Saving Caravaggio is an Italian mob/art/crime thriller. But don't let that put you off. Daniel Wright trained as an art historian. Except he wasn't really good enough to carry on and become a world leading art expert. More's the pity. Because now he is an art detective. One of the best. But still only a policeman.

He investigates international art frauds and travels across continents, using his academic background to add credibility to any cover story as he tries to secure stolen artworks.

But there is a complication. He has heard that his favourite artist Caravaggio's long-rumoured-to-be-lost masterpiece 'Nativity' isn't lost after all. A mafioso contact he developed in southern Italy, claimed the painting exists and may be available to the highest bidder. The quest for the Nativity becomes Wright's obsession, but in the process he risks losing contact with all that he holds dear. Saving Caravaggio takes us through the Italian countryside - from the urbane and cultured Florence to the closed society of Calabria - on an increasingly desperate quest to find the Nativity.

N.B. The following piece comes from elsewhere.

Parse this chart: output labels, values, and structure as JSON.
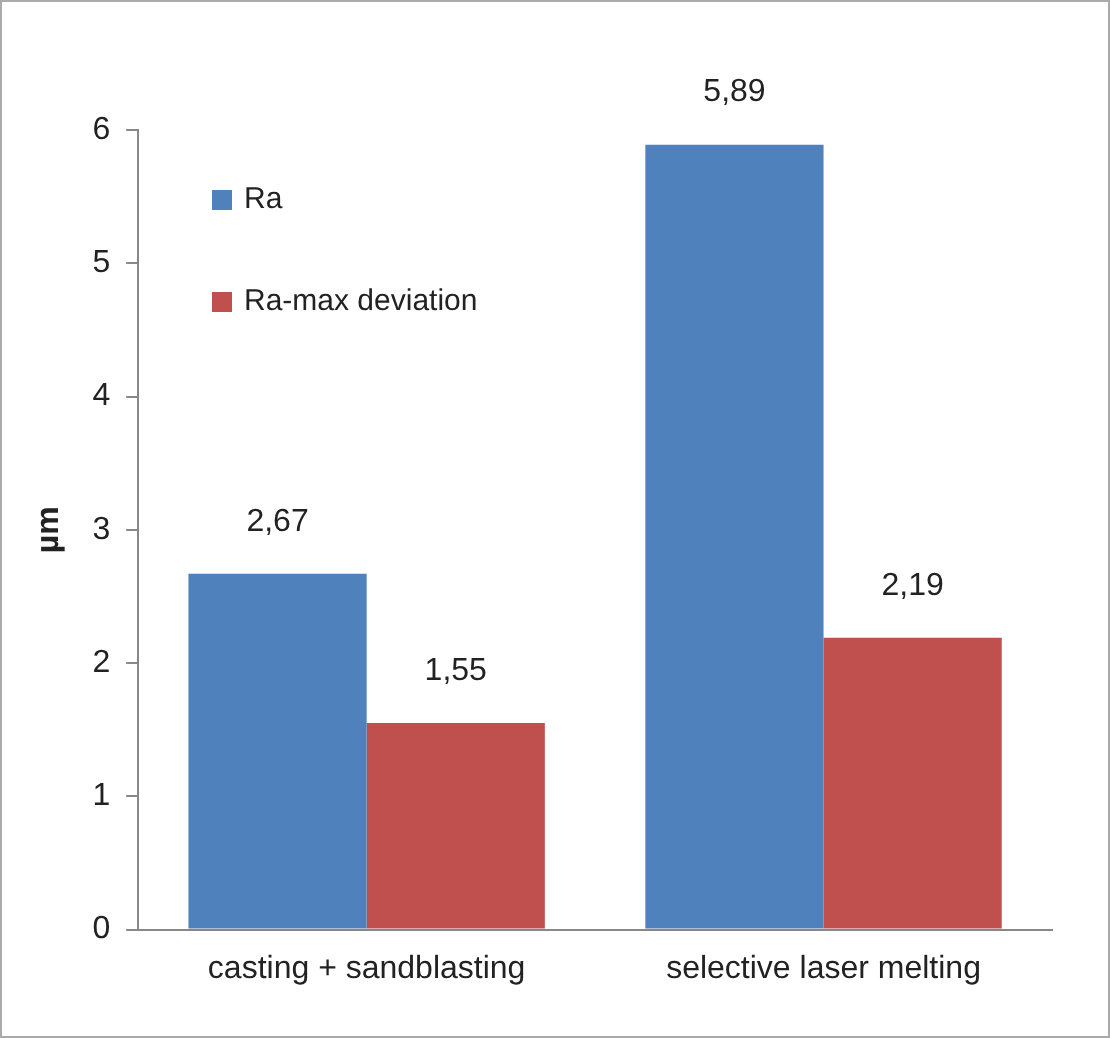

I loved the pace of this book. Griffiths builds up a wonderful picture of the different sides to Italian life. From the glamorous and chic city lives of the Uffizi's own Caravaggio expert, the beautiful Francesca Natali, and her powerful art collector and patron Storaro, to the cast of menacing and sometimes hapless characters in Calabria.

Now I'm not suggesting this is all there is to Italian society, but there is a suitably claustrophic atmosphere, where you actually BELIEVE that this is it, such is the focus of his prose and characterisation. The tension winds up palpably as the story progresses and the main characters learn more about themselves and each other.

If you prefer your crime thrillers to avoid any naval gazing and restraint, then this probably isn't for you. If you like a bit of culture, psychological introspection and reflection, then you should consider Saving Caravaggio for your next bedtime or beach read.